Conservative Party Membership "Halved"
A survey for The Times newspaper suggests Conservative Party membership has fallen by nearly a half over the last five years. Levels of membership are now believed lower than Labour's.
Michael Pinto-Duschinsky, an expert in party organisation and a senior
research fellow at Brunel University, found the Tory membership roll is now
between 350,000 and 400,000 at most. Mr Pinto-Duschinsky believes those figures could be padded, for example by the inclusion of former and even dead members.
Labour's membership has soared by two-thirds since 1992, to 420,000 - the result of a concerted recruitment drive spearheaded by John Prescott, now the Deputy Prime Minister.
The Times says Mr Pinto-Duschinsky's estimates are based on statistics
collected from 340 local Tory associations. He found that in many inner cities, in Glasgow and the Welsh valleys, the Tory party had virtually ceased to exist and was kept going only by a "tiny handful of elderly stalwarts".

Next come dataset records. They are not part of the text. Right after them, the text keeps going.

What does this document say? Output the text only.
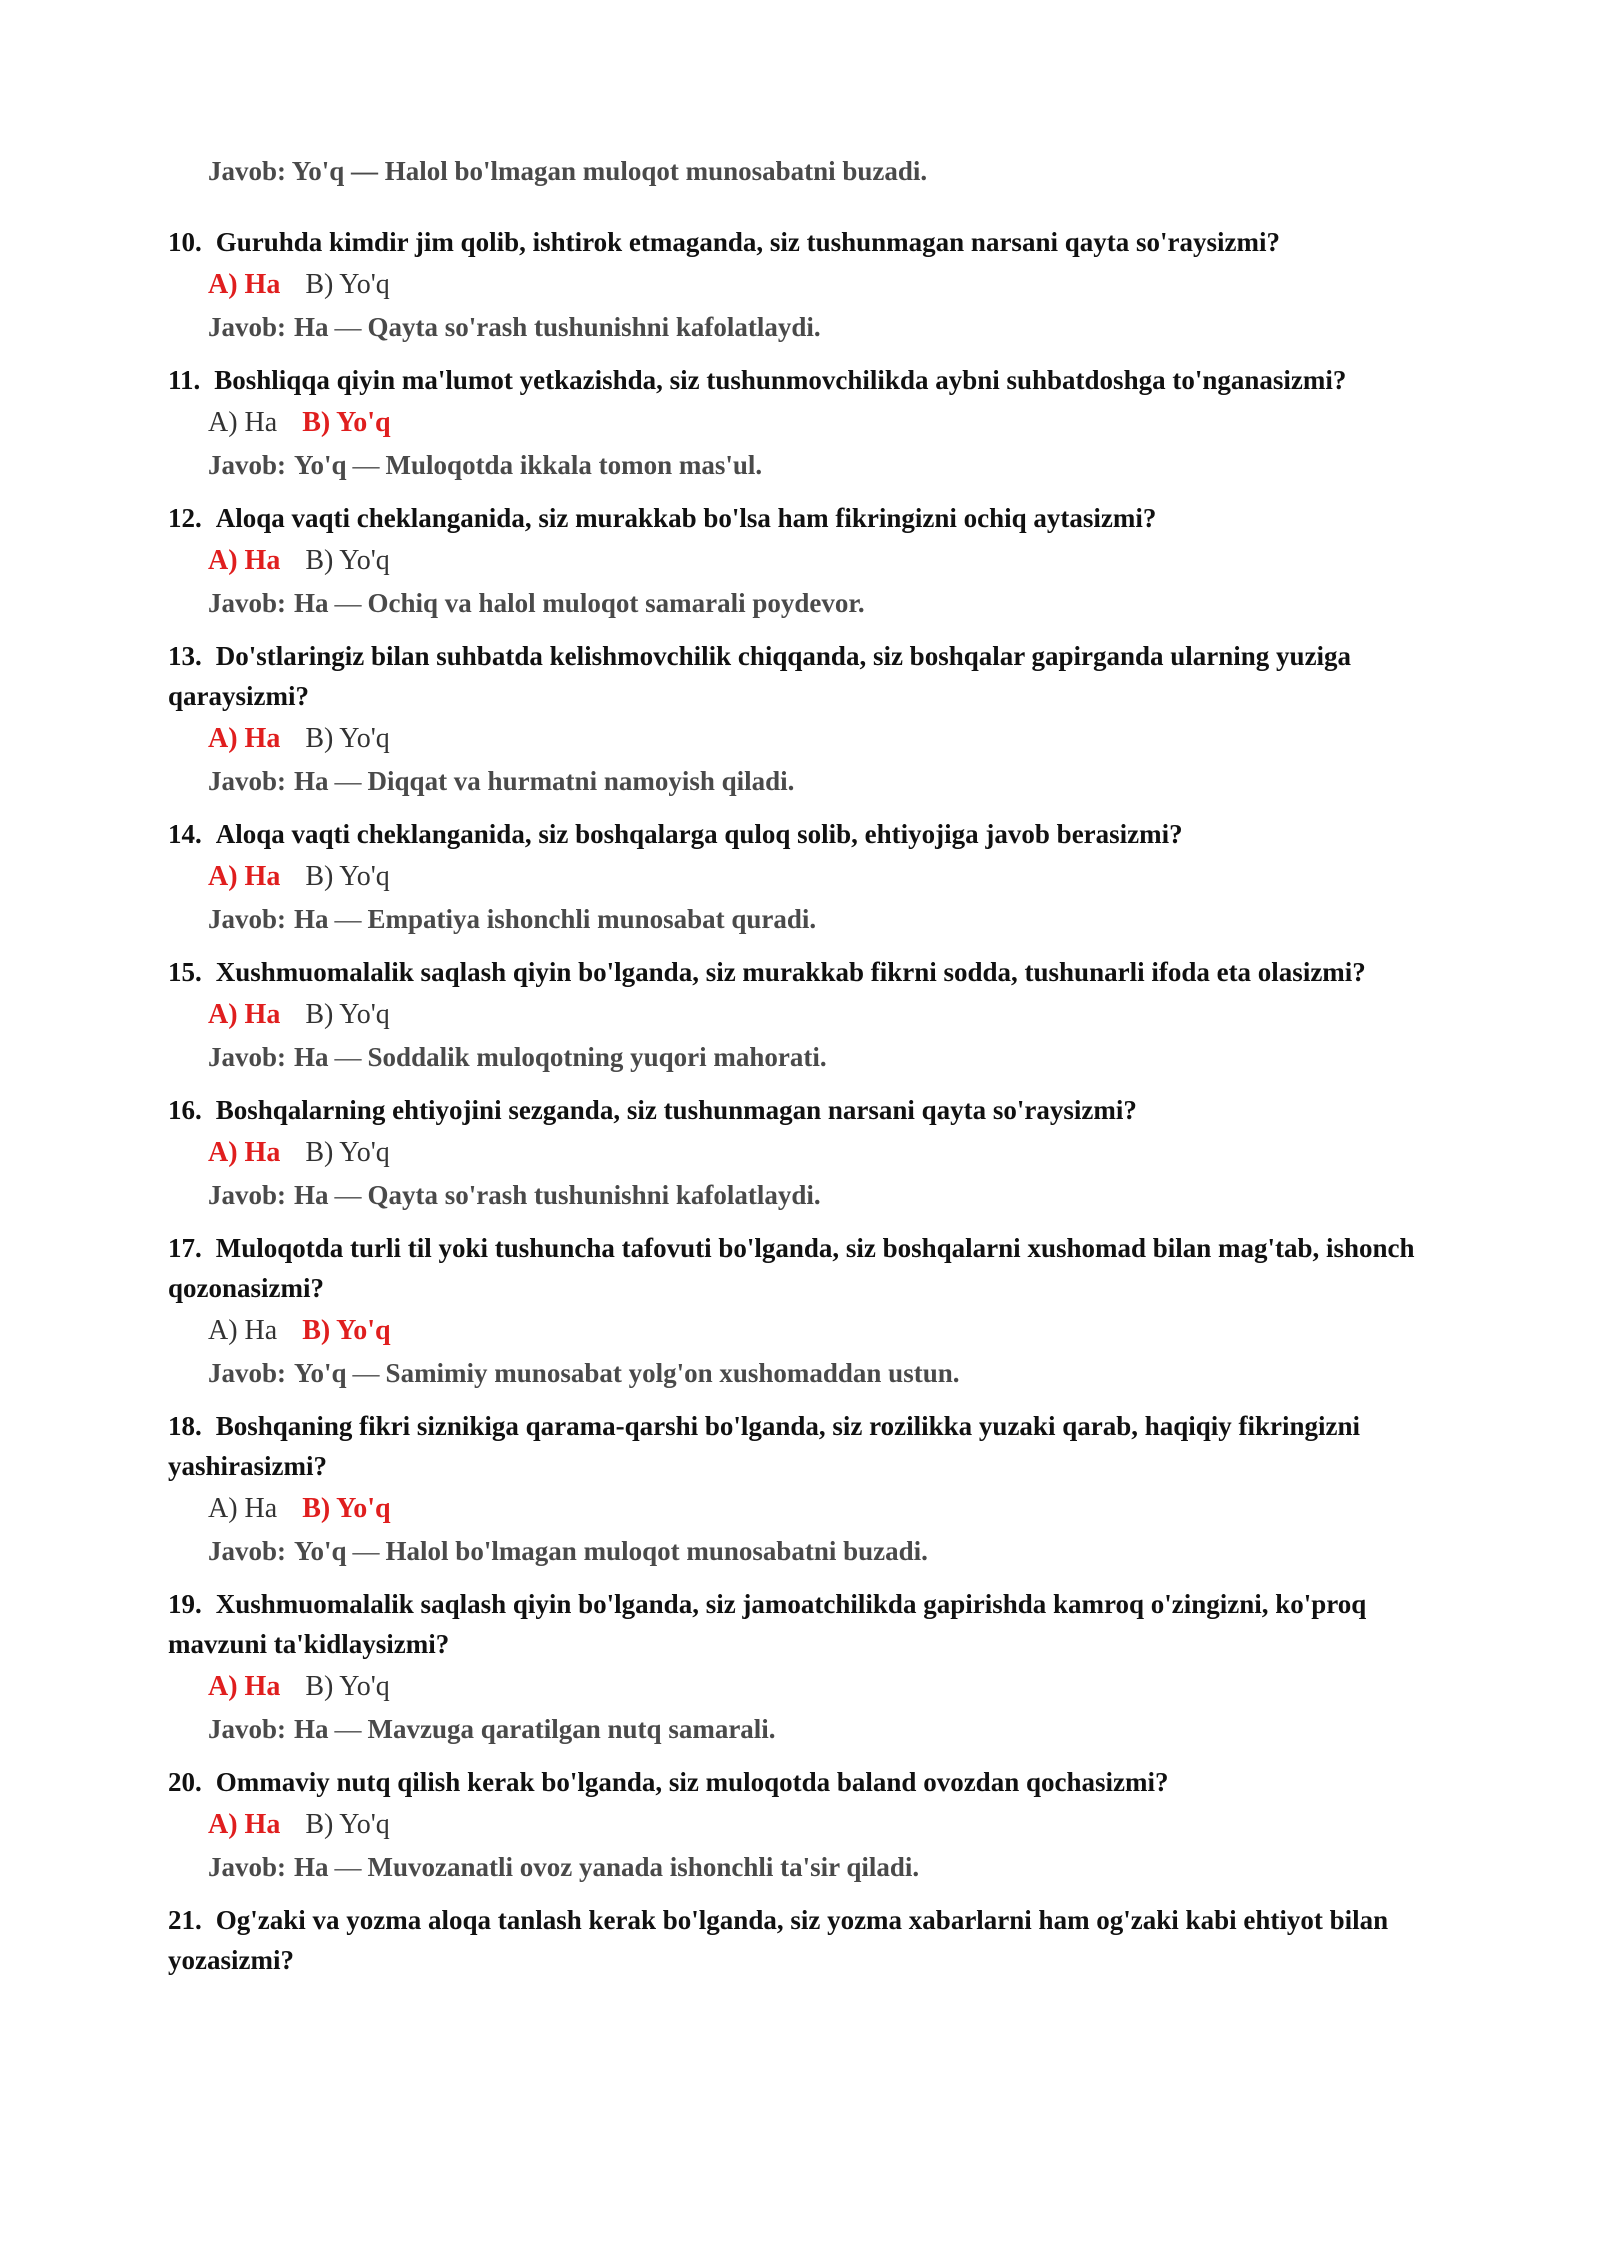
Javob: Yo'q — Halol bo'lmagan muloqot munosabatni buzadi.

10. Guruhda kimdir jim qolib, ishtirok etmaganda, siz tushunmagan narsani qayta so'raysizmi?

A) Ha B) Yo'q

Javob: Ha — Qayta so'rash tushunishni kafolatlaydi.

11. Boshliqqa qiyin ma'lumot yetkazishda, siz tushunmovchilikda aybni suhbatdoshga to'nganasizmi?

A) Ha B) Yo'q

Javob: Yo'q — Muloqotda ikkala tomon mas'ul.

12. Aloqa vaqti cheklanganida, siz murakkab bo'lsa ham fikringizni ochiq aytasizmi?

A) Ha B) Yo'q

Javob: Ha — Ochiq va halol muloqot samarali poydevor.

13. Do'stlaringiz bilan suhbatda kelishmovchilik chiqqanda, siz boshqalar gapirganda ularning yuziga qaraysizmi?

A) Ha B) Yo'q

Javob: Ha — Diqqat va hurmatni namoyish qiladi.

14. Aloqa vaqti cheklanganida, siz boshqalarga quloq solib, ehtiyojiga javob berasizmi?

A) Ha B) Yo'q

Javob: Ha — Empatiya ishonchli munosabat quradi.

15. Xushmuomalalik saqlash qiyin bo'lganda, siz murakkab fikrni sodda, tushunarli ifoda eta olasizmi?

A) Ha B) Yo'q

Javob: Ha — Soddalik muloqotning yuqori mahorati.

16. Boshqalarning ehtiyojini sezganda, siz tushunmagan narsani qayta so'raysizmi?

A) Ha B) Yo'q

Javob: Ha — Qayta so'rash tushunishni kafolatlaydi.

17. Muloqotda turli til yoki tushuncha tafovuti bo'lganda, siz boshqalarni xushomad bilan mag'tab, ishonch qozonasizmi?

A) Ha B) Yo'q

Javob: Yo'q — Samimiy munosabat yolg'on xushomaddan ustun.

18. Boshqaning fikri siznikiga qarama-qarshi bo'lganda, siz rozilikka yuzaki qarab, haqiqiy fikringizni yashirasizmi?

A) Ha B) Yo'q

Javob: Yo'q — Halol bo'lmagan muloqot munosabatni buzadi.

19. Xushmuomalalik saqlash qiyin bo'lganda, siz jamoatchilikda gapirishda kamroq o'zingizni, ko'proq mavzuni ta'kidlaysizmi?

A) Ha B) Yo'q

Javob: Ha — Mavzuga qaratilgan nutq samarali.

20. Ommaviy nutq qilish kerak bo'lganda, siz muloqotda baland ovozdan qochasizmi?

A) Ha B) Yo'q

Javob: Ha — Muvozanatli ovoz yanada ishonchli ta'sir qiladi.

21. Og'zaki va yozma aloqa tanlash kerak bo'lganda, siz yozma xabarlarni ham og'zaki kabi ehtiyot bilan yozasizmi?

One fifth of the constituencies surveyed had membership of 100 or less, and
often only a couple of dozen or even lower. The Rhondda party was defunct for part of last year and reformed for the general election, according to Mr Pinto-Duschinsky. In 10 of the strongest associations, membership had dropped by two fifths over the last three years.
A spokeswoman for Conservative Central Office said that as the party did not
keep a central membership register, she could not comment on the figures.
The claims will boost the case now being made by all the Tory leadership
candidates for wholesale party reforms and a drive to attract more members,
particularly younger people.
The state of the party at grass roots level is a serious cause for
concern to the party. On Wednesday night, the Tory backbench 1922 Committee agreed that sitting MPs should
"adopt and nurture" constituencies which the Conservatives lost on May 1 to offer activists "a lifeline to Westminster" and ensure local parties in those areas did not "disintegrate".